To date, Pangea has applied its approach retrospectively to 21 patient cohorts beyond those considered in SELECT. These additional cohorts spanned 11 cancer indications and 15 therapies, and investigators were blinded to the clinical outcomes until the end of the study.
The analysis demonstrated ENLIGHT's ability to generate predictions for all of the cohorts. These predictions were associated with improved response to treatment in all but two cohorts, improving upon the efficacy seen with SELECT. Furthermore, ENLIGHT performed as well as other supervised predictors already developed for predicting patient responses to these drugs.
Pangea hasn't published the findings but plans to do so in a peer-reviewed journal in the next few weeks.
The next step for ENLIGHT, Beker said, is to prospectively trial the test's performance in clinical trials that the firm expects to announce during the third quarter. And while he was unwilling to share specifics about these studies, he was quick to point out that the firm has already been offering ENLIGHT to oncologists — mostly doctors practicing in Pangea's base country Israel — for research use only.

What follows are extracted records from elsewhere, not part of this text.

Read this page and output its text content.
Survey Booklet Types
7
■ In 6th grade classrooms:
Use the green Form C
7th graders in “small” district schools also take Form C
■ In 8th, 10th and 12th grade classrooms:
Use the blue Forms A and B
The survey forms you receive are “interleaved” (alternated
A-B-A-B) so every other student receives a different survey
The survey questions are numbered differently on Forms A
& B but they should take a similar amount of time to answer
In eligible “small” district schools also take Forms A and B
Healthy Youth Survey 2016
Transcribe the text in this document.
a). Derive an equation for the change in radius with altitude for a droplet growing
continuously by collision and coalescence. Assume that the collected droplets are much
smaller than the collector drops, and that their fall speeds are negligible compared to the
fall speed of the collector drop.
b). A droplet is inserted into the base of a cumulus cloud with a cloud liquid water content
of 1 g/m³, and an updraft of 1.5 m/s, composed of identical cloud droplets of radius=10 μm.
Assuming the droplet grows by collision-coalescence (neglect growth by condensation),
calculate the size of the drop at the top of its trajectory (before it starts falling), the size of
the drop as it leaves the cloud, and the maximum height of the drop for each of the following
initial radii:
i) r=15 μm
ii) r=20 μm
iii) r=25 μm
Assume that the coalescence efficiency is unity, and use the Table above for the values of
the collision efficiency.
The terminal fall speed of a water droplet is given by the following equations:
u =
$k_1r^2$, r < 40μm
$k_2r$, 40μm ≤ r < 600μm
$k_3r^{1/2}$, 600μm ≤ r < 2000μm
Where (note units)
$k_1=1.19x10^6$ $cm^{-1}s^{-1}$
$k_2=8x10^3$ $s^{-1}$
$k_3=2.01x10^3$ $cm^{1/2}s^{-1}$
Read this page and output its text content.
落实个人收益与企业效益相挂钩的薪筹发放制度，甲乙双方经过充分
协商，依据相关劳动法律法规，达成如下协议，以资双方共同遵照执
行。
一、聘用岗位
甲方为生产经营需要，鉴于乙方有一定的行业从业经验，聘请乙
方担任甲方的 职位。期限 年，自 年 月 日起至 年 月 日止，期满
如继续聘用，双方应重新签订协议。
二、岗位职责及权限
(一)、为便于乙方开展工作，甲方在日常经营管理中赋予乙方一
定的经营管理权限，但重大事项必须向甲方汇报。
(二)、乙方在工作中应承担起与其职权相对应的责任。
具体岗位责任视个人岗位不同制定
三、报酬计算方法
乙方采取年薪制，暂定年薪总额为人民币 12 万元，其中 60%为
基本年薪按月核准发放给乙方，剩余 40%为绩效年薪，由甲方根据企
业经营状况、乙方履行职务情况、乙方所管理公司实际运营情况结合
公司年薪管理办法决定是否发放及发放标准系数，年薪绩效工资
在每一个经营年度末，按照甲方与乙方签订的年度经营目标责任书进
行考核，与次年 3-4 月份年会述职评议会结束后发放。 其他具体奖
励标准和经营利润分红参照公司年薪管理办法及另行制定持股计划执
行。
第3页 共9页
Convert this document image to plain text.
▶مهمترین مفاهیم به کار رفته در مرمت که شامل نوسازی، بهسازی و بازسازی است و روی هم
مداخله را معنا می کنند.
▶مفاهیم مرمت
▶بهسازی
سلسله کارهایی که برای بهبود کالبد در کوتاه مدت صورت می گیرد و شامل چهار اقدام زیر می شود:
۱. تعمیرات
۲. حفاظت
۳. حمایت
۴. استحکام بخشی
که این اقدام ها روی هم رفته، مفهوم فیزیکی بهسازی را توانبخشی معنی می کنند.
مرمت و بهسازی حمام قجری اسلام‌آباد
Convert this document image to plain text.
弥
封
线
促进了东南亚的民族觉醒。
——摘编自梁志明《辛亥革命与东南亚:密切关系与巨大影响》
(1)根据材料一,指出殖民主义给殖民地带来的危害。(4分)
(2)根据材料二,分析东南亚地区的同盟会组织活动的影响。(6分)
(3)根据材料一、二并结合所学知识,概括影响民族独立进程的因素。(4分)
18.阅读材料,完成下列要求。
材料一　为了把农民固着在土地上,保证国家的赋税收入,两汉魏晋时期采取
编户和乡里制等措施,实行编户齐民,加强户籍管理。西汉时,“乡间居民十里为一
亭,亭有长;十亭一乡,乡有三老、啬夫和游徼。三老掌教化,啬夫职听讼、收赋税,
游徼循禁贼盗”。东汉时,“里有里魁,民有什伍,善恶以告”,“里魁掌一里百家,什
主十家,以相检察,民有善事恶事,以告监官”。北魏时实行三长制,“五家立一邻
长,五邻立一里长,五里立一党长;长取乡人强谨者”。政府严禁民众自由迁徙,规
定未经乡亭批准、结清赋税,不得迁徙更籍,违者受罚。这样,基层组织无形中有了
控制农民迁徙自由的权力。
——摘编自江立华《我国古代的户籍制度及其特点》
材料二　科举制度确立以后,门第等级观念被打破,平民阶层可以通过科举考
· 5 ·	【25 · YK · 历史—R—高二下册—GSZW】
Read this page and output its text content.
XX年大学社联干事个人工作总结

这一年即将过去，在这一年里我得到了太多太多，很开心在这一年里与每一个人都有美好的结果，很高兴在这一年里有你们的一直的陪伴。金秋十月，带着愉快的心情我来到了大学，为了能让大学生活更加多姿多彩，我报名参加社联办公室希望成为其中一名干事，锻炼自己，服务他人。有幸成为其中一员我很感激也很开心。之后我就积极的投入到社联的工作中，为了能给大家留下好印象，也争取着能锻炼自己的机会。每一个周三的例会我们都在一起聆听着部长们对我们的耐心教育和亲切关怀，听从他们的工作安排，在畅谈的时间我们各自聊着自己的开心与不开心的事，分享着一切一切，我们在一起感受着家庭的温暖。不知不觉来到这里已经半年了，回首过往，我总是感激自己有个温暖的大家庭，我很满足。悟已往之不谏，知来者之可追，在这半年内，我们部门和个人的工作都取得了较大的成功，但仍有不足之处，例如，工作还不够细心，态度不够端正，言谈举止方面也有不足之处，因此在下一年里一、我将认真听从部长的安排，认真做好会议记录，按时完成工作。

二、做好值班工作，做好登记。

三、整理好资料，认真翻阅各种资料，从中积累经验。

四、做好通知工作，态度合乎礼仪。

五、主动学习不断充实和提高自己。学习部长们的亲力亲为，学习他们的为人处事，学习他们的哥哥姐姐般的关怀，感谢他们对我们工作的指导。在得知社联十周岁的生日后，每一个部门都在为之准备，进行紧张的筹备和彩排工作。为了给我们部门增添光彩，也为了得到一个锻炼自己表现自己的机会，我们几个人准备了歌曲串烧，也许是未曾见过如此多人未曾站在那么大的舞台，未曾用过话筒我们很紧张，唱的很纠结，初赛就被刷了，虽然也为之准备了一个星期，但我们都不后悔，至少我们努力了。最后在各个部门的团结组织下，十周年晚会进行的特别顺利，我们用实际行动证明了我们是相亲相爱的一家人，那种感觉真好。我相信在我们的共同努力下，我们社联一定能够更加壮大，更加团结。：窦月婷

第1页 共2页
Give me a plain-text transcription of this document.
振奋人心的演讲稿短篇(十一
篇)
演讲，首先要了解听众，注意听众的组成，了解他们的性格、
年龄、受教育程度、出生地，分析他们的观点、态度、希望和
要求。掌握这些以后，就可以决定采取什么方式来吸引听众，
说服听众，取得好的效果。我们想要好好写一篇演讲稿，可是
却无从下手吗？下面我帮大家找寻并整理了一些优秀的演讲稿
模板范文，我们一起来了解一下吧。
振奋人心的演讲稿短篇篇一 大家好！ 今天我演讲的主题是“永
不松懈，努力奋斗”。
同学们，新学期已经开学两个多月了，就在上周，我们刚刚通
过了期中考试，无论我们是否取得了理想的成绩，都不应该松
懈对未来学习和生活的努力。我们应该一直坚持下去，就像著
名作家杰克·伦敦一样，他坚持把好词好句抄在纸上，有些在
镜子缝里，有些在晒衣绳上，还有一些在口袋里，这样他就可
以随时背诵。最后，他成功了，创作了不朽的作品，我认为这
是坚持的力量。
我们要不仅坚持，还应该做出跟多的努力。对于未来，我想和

"Any patient coming in with DNA or RNA sequencing results can get an ENLIGHT test for free if their oncologist thinks it might be of interest in a particular case," he said, sharing an anecdote about a patient in Israel with a rare, advanced-stage cancer who is still in remission because ENLIGHT matched her to a therapy that was "completely contrary to standard biomarkers." Beker withheld details about the type of cancer this patient had or the ENLIGHT-predicted treatment, because Pangea will submit the case report for publication soon.
Going forward, Pangea expects oncologists and drugmakers to be customers for ENLIGHT. After the test is ready for full commercialization, oncologists will be able order ENLIGHT for patients just as they would an NGS cancer profiling test from Tempus or Caris Life Sciences. "We are collaborating with a large diagnostics lab to bring ENLIGHT tests to the market in a bundled offering on top of an existing molecular profiling test," Beker said, but declined to name the Dx partner.
Pharmaceutical companies, meanwhile, can use the test to refine their clinical trial inclusion and exclusion criteria. Beker said the firm is already collaborating with several pharma companies "to more efficiently direct their drug development by looking at the best patient sub-populations." The pharma partnerships aren't yet public.
Even though Pangea is hoping to use ENLIGHT to make precision oncology available to more patients, it may not be completely immune to access barriers endemic in the field because the test still relies on sequencing patients' tumors. Pangea outsources the sequencing portion of the test, and it can take several weeks to receive the results. This is time that many advanced cancer patients may not have to spare before starting treatment. Beker acknowledged this but added that Pangea is doing its best to ensure that the additional analysis portion with its machine learning algorithm takes fewer than 48 additional hours because "time is of the essence."
Additionally, Pangea has so far validated ENLIGHT only on formalin fixed paraffin embedded tumor samples, or bone marrow samples for hematological cancers. Procuring tissue from heavily pretreated, advanced cancer patients such as those with lung cancer can raise safety concerns. Pangea hopes to get around this challenge by validating ENLIGHT with liquid biopsies in the future.
"We believe that this will really revolutionize cancer care once we can do that [blood-based testing]," Beker said. "I really hope we can make precision oncology available and beneficial to many more patients."